# Prepaid SIM cards warning!! and approved handsets.



## NZCowboy (May 11, 2009)

Egypt’s National Telecommunication Regulatory Authority (NTRA) is suspending all prepaid SIM cards that they don't have user/owner data on.
Went to use my prepaid Vodafone SIM today and I'm informed that its been suspended until I supply data of the owner, - name address DOB, ID/Passport number!
Had this phone number for over two years, brought it through a Vodafone outlet.
Like hell I was going to give this info to some unknown over the phone, anyway I don't carry my passport with me all the time.

Luckily my my wife was able to call me, after she had gave me a bullocking over where I was and why I hadn't bothered to called her as we had arranged, we headed to Vodafone and registered the details.

So just a wee heads up on prepaid SIM's

Oh and another thing the NTRA is about to come down on is Handsets, the use of non approved (mostly chinese copy) handsets.
Heres a list of the just under 300 approved handsets http://www.tra.gov.eg/presentations/SAR20102009.xls
Heres the link to NTRA website
NTRA Web Site
Three out of five of our handsets don't appear on the list!!!


----------



## DeadGuy (Jan 22, 2010)

Hi there,

If you're not sure if your line is a registered one or not and worried about getting a hassle like the one NZCowboy had, just call your customer care number and ask them to verify your personal data, if they don't have it then just tell them your data and they will save it to the system.

As for the suspended handsets you got, just wait for some time, I'm sure Egyptian shops will figure a way around it 

Good luck


----------



## Lanason (Sep 1, 2009)

NZCowboy said:


> Egypt’s National Telecommunication Regulatory Authority (NTRA) is suspending all prepaid SIM cards that they don't have user/owner data on.
> Went to use my prepaid Vodafone SIM today and I'm informed that its been suspended until I supply data of the owner, - name address DOB, ID/Passport number!
> Had this phone number for over two years, brought it through a Vodafone outlet.
> Like hell I was going to give this info to some unknown over the phone, anyway I don't carry my passport with me all the time.
> ...


What about foreign phones ???
i've got a UK based Pay-as-you go phone as well as my Egyptian business phone?
Will it still work ???


----------



## DeadGuy (Jan 22, 2010)

aqua said:


> What about foreign phones ???
> i've got a UK based Pay-as-you go phone as well as my Egyptian business phone?
> Will it still work ???


Are you asking about the line suspension?
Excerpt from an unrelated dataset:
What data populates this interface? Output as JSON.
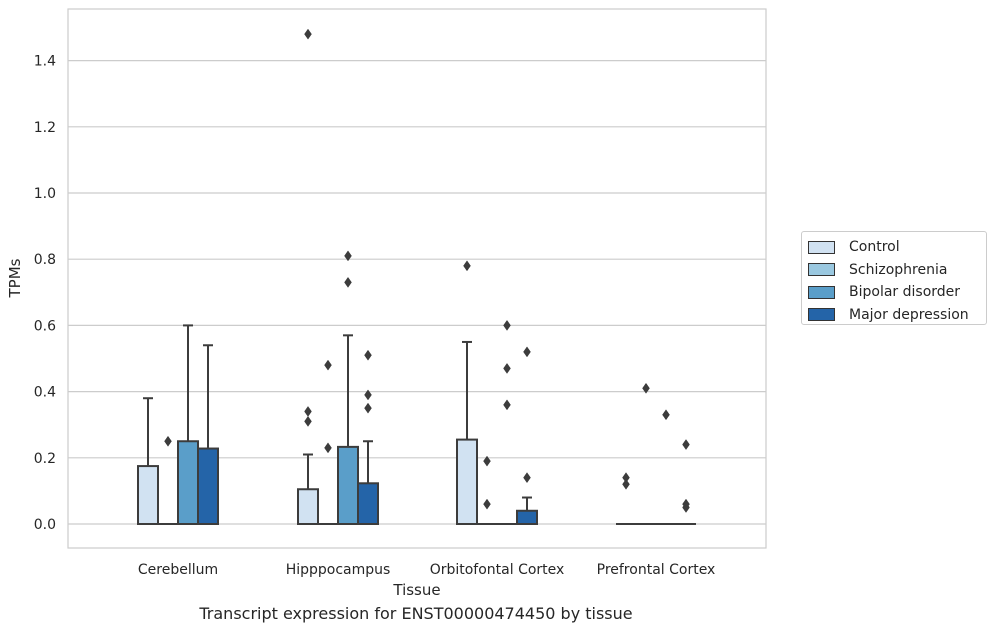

Or asking about the handsets :confused2:


----------



## MaidenScotland (Jun 6, 2009)

DeadGuy said:


> Hi there,
> 
> If you're not sure if your line is a registered one or not and worried about getting a hassle like the one NZCowboy had, just call your customer care number and ask them to verify your personal data, if they don't have it then just tell them your data and they will save it to the system.
> 
> ...



There is a wee man round the corner working on it now DG lol


----------



## DeadGuy (Jan 22, 2010)

MaidenScotland said:


> There is a wee man round the corner working on it now DG lol


Lol

They're gonna always find ways, but if it was really working then it would be useful, I got one of those phones actually cause I needed the Dual SIM thing, now I had to go back to my 2 old handsets, 2 packs of cigarettes, a light, damn I need more pockets 

Hope they can fix it now, cause other approved handsets don't really support the Dual SIM thing, even the extra expensive ones which says it does, it doesn't actually!


----------



## Lanason (Sep 1, 2009)

DeadGuy said:


> Are you asking about the line suspension? Or asking about the handsets :confused2:


my uk line and phone


----------



## DeadGuy (Jan 22, 2010)

aqua said:


> my uk line and phone


Well, as long as it's a UK line, then it won't be their problem in here, your UK line in here is just a Roaming line, so the arrangement (If it's needed anyway) should be done by the UK company, not you.

As for the handset, don't think the extra "smart" Egyptians will dare to mess with the UK products  (I know it's probably not made in the UK, but it is approved in there) So I think you'll be fine.

Good luck with it


----------